Methods: The PCL films were fabricated using a spin-coating method. The PCL films were tested in the following conditions: absence of pNaSS grafting (PCL conditions) versus pNaSS grafting (1.3 x 10-5 mol/g pNaSS; pNaSS-PCL conditions). rAAV-lacZ carries the E. coliβ-galactosidase (lacZ) reporter gene, rAAV-FLAG-hsox9 a human sox9 sequence, and rAAV-hTGF-β a human transforming growth factor beta 1 sequence, all controlled by the CMV-IE promoter/enhancer. Immobilization of rAAV on the films was performed by adding the vectors (40 µl) with 0.002% poly-L-lysine. 150 µl of human bone marrow aspirates (hBMAs) were placed on the films with fibrinogen/thrombin and implanted in 4-mm diameter of human osteochondral defects (hOCDs) and kept in chondrogenic medium for 21 days. The biochemical assays and real-time RT-PCR analysis were assessed after 21 days. T-test was employed with P≤0.05 considered statistically significant.
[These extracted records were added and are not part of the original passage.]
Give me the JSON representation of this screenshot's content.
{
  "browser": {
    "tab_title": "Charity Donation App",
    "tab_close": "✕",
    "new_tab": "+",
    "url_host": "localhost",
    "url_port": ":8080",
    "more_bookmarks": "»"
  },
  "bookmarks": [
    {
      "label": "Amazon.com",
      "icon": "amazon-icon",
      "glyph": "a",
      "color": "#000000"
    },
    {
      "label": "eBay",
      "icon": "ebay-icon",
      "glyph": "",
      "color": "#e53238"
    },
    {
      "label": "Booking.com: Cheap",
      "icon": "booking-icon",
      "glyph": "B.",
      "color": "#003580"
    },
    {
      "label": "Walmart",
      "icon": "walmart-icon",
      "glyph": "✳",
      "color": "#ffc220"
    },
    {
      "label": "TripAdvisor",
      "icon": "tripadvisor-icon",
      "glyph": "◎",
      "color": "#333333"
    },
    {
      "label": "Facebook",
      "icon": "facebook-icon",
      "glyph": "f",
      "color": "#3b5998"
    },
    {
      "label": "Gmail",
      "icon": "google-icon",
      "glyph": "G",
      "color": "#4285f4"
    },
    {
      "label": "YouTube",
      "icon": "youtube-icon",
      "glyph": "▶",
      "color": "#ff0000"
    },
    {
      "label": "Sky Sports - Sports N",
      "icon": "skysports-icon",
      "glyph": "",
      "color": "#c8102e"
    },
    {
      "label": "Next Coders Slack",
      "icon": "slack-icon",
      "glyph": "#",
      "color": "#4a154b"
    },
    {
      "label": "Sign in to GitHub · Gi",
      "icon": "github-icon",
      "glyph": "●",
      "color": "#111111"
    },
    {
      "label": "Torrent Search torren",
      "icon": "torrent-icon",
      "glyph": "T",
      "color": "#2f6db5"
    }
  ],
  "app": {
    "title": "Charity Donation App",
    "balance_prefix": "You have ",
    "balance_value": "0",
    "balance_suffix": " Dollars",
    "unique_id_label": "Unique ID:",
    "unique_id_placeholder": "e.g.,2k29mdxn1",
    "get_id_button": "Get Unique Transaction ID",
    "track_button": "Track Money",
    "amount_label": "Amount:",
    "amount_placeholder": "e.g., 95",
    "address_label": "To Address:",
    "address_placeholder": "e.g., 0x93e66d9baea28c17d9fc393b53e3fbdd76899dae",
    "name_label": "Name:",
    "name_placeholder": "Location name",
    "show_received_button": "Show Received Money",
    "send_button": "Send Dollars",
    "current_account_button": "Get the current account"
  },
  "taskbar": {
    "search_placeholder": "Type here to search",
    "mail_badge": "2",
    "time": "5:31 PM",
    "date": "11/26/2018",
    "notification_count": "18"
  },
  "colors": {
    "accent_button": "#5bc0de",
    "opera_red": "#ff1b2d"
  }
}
Results and Conclusion: Treatment with rAAV sox9 and TGF-β enhanced type-II collagen deposition in hBMAs via PCL film-guided gene transfer via implantation in hOCDs. Similar results were noted when measuring the normalized type-II collagen contents and increased the normalized proteoglycan contents but only via pNaSS-grafted films. The DNA contents were also increased by the two treatments. These results were corroborated by real-time RT-PCR of the profiles for COL2A1, ACAN, andSOX9 expression upon sox9 treatment. Interestingly, the sox9 and TGF-? treatments further reduced premature expression of COL1A1 and COL10A1. Overall, the effects reported with the pNaSS-grafted PCL films were more potent than when using ungrafted films.
Discussion: Delivery of rAAV sox9 and TGF-β via pNaSS-grafted PCL films enhances the chondroreparative activities of hBMAs following implantation in experimental human cartilage lesions while reducing premature hypertrophy and terminal differentiation relative to control treatments.
Significance: These results show the potential of pNaSS-grafted PCL film-guided therapeutic rAAV gene transfer in hBMAs as a novel healing platform for implantation in articular cartilage defects.